If you use a Latin alternative layout (Dvorak, Colemak, AZERTY) and want ⌘C/⌘V at your layout's own C and V letters instead of the QWERTY physical positions, override them in ~/.config/agterm/ghostty.conf with character-based binds, and unbind the physical defaults so the QWERTY positions are freed:

keybind = super+key_c=unbind
keybind = super+key_v=unbind
keybind = super+c=copy_to_clipboard
keybind = super+v=paste_from_clipboard

Reload with File ▸ Reload Config or agtermctl config reload. The keybind syntax is at https://ghostty.org/docs/config/keybind/reference.

Other common issues

  • agtermctl: command not found. Install it from Help ▸ Install Command Line Tool… (it symlinks into /usr/local/bin). You can also call it by its full path inside the app bundle: agterm.app/Contents/MacOS/agtermctl.
  • No desktop notifications. macOS must have granted permission (System Settings ▸ Notifications ▸ agterm), and Settings ▸ General ▸ Notifications must be on. The unseen-count badge still tracks even when banners are off.
  • Agent-status glyph does not update. Install the hooks from Help ▸ Install Agent Status Hooks…. For shell-integrated agents, start a fresh shell so the source line added to your shell rc takes effect. For Pi, restart it or run /reload so it loads ~/.pi/agent/extensions/agterm-status.ts; Pi status is only installed when ~/.pi/agent already exists. The hooks call agtermctl session status, so agtermctl must resolve first (see above).
  • Agent-status glyph updates the wrong session. One session's glyph blinks while the work happens in another — typically when agents run inside tmux (or a tmux-backed session manager such as agent-deck). The working process inherited another session's AGTERM_SESSION_ID: the status hooks target whatever id is in their environment, and a long-lived daemon started from inside an agterm session (a tmux server is the usual carrier) captures that session's AGTERM_* variables into its global environment and passes them to every child it ever creates. Check tmux show-environment -g | grep AGTERM — if present, clear them with tmux set-environment -g -r AGTERM_SESSION_ID (and the other AGTERM_* names), then restart the affected panes. To avoid it, start such daemons with the variables scrubbed (env -u AGTERM_SESSION_ID … <command>) or from a terminal outside agterm.
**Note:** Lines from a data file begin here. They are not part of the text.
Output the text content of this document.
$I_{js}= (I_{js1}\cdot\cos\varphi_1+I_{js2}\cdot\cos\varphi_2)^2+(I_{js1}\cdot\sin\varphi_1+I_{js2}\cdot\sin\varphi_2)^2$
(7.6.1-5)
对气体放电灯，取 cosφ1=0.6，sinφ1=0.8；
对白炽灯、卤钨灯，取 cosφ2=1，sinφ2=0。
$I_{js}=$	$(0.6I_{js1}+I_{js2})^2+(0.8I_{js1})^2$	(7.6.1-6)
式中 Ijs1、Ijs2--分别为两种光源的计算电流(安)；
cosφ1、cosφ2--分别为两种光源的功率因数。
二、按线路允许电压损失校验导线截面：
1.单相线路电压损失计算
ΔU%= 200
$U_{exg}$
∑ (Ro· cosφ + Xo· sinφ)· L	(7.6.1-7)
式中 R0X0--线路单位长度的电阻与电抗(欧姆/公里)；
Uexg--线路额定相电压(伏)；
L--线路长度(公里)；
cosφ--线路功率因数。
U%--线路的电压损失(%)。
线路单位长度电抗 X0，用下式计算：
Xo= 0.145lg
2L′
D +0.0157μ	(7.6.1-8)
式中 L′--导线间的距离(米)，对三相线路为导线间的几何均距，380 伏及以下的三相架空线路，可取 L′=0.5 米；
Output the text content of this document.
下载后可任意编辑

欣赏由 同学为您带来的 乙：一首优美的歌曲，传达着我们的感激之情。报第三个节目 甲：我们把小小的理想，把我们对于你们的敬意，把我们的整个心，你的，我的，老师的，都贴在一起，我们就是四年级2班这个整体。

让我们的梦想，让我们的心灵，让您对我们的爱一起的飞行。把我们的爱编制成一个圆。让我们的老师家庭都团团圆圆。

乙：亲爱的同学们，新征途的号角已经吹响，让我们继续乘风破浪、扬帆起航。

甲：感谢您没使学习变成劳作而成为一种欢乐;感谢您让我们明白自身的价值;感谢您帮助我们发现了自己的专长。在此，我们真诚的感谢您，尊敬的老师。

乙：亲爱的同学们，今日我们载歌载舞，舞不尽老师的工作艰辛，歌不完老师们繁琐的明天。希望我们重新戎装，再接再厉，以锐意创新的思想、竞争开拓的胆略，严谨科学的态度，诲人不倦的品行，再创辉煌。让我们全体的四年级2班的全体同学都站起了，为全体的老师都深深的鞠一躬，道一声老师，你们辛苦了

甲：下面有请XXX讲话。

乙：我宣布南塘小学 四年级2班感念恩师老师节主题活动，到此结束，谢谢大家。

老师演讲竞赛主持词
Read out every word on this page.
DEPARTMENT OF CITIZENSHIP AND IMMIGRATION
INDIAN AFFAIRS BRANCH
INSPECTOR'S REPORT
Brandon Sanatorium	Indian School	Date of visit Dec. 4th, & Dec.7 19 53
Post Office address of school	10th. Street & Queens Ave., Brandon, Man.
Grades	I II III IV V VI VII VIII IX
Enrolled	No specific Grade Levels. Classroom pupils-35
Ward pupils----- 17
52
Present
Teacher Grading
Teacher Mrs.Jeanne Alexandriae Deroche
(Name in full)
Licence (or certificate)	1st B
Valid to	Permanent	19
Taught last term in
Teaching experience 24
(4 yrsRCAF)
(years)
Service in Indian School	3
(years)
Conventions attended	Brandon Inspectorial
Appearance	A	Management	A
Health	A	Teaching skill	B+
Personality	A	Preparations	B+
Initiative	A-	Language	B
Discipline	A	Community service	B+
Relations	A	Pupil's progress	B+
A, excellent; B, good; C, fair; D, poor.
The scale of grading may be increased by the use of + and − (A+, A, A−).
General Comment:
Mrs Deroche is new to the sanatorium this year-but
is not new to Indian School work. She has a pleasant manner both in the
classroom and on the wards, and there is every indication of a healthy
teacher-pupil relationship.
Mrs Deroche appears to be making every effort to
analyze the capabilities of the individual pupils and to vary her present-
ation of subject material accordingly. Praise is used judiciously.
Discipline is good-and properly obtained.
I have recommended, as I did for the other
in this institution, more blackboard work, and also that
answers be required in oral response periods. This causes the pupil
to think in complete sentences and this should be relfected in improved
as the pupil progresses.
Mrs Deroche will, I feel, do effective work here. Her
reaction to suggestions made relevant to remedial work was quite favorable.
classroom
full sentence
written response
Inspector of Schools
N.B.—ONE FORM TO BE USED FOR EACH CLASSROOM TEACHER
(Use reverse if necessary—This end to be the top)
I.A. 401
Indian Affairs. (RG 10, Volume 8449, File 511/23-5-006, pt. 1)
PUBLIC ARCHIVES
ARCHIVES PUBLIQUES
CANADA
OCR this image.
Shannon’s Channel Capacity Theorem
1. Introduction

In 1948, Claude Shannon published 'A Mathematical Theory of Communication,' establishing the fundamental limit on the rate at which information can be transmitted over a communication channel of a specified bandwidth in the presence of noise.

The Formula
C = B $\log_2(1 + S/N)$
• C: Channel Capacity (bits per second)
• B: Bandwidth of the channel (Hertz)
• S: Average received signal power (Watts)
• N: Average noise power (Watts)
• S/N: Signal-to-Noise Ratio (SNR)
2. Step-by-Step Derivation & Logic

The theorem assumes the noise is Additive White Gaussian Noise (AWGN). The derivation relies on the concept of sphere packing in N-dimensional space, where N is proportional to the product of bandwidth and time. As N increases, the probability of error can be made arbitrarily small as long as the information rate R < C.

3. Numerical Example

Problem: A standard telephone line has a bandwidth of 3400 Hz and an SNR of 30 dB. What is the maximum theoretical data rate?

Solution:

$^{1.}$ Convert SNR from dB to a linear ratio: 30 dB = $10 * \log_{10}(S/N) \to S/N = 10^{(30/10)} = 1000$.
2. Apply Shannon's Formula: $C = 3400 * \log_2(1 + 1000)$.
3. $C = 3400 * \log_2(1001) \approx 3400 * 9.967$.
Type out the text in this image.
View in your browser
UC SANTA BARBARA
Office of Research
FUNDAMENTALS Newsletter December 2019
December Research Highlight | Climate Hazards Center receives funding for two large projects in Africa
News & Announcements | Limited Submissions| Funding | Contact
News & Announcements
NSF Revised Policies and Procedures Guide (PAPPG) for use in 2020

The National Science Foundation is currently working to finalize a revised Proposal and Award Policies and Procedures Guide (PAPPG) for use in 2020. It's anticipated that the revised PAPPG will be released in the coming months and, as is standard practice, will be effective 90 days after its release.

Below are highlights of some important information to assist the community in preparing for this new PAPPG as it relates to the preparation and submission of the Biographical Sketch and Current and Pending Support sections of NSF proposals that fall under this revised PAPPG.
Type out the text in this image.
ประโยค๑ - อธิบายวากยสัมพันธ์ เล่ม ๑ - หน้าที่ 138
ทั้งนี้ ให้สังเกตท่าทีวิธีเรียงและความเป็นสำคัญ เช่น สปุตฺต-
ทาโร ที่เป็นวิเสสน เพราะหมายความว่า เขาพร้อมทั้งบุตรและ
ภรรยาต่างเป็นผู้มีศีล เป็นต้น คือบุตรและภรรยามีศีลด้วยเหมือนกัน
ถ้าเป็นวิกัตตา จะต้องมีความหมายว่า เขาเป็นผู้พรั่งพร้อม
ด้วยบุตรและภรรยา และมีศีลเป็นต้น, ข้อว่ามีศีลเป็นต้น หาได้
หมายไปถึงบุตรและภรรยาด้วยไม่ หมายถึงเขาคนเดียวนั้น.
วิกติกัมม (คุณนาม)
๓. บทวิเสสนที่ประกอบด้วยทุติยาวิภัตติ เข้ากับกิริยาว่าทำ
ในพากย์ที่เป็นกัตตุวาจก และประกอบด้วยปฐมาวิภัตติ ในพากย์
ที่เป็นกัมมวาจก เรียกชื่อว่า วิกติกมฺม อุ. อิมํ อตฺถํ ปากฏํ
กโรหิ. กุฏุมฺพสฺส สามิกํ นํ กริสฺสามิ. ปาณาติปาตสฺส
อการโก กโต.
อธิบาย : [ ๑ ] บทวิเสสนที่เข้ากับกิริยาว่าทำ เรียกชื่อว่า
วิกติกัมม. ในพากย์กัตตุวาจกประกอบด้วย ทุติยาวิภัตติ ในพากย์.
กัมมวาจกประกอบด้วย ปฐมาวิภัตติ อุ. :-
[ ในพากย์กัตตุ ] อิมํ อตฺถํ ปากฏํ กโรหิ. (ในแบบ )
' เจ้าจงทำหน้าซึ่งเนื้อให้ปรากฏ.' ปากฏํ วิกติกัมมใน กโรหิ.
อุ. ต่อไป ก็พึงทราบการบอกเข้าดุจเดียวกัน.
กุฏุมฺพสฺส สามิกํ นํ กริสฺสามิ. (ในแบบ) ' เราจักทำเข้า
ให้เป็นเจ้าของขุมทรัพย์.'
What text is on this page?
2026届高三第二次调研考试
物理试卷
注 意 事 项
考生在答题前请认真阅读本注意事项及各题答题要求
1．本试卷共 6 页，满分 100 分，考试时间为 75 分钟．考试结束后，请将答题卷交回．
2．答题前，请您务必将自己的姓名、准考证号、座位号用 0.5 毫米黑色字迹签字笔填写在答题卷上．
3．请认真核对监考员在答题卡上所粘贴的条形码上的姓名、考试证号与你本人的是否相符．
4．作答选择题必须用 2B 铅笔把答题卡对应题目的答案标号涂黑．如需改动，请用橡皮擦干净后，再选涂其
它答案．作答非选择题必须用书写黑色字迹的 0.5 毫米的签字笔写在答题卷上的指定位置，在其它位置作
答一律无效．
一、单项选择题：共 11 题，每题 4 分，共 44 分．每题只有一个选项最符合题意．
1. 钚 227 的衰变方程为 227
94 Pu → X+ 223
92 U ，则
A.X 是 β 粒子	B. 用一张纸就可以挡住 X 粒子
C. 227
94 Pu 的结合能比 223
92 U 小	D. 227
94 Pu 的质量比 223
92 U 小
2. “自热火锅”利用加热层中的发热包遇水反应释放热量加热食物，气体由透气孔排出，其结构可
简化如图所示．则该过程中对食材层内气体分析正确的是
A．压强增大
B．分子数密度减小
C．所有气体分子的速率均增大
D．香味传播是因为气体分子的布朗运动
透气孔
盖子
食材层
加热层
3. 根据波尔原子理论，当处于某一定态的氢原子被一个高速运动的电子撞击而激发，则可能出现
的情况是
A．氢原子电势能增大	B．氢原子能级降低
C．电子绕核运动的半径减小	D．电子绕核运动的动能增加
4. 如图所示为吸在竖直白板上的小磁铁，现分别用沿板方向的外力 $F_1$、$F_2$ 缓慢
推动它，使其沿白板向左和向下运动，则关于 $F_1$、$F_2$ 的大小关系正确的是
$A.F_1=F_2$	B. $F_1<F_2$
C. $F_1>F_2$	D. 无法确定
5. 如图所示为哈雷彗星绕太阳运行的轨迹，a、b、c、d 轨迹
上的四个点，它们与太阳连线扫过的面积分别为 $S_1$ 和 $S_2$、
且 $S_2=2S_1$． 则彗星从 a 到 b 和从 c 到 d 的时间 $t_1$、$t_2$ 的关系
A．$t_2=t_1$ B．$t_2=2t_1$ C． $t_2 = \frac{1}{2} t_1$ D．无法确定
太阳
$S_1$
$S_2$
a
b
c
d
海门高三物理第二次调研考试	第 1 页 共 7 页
Claude Code's question or permission prompt stops responding after switching apps

While Claude Code shows an interactive prompt (a question menu or a permission dialog), switching to another app and back can leave that prompt unresponsive to the keyboard: the arrow keys and Return do nothing. The regular Claude Code prompt and the shell are unaffected, so you can still type there.

This is a Claude Code bug, not an agterm bug. When a window regains focus, agterm sends the standard terminal focus-in report (ESC[I, DEC private mode 1004), which any terminal does once an application turns focus reporting on. Claude Code's dialog input handler consumes that report instead of treating it as focus state, which wedges the prompt. It is tracked upstream as anthropics/claude-code#72188; the mouse-click variant is #72273.

agterm is behaving correctly: it emits paired focus-in and focus-out reports with nothing stray, and it follows the macOS focus-first convention, so a click that refocuses the window only focuses it and is not forwarded into the terminal. The trigger is the focus report itself, so any terminal with focus reporting on is affected the same way.

Workaround until the upstream fix: answer the prompt before switching away, or if you have already returned to a stuck prompt, press Esc to dismiss it and let Claude Code re-ask.

Reporting a problem

Collect this before filing:

  • agterm version (Agterm ▸ About Agterm).
  • macOS version.
  • The exact steps, what you expected, and what happened instead.
  • A log excerpt from the log show command above, covering the moment you reproduced it.
  • The relevant keymap.conf lines, if it is keymap-related.

Scrub anything private (tokens, internal hostnames, usernames embedded in paths) before sharing.

If you run a coding agent inside agterm (Claude Code or Codex with the agterm skill installed), it can help you write and file the report: it drafts an issue for a bug, or a Discussion for a feature request or question, shows it to you first, and never posts without your go-ahead.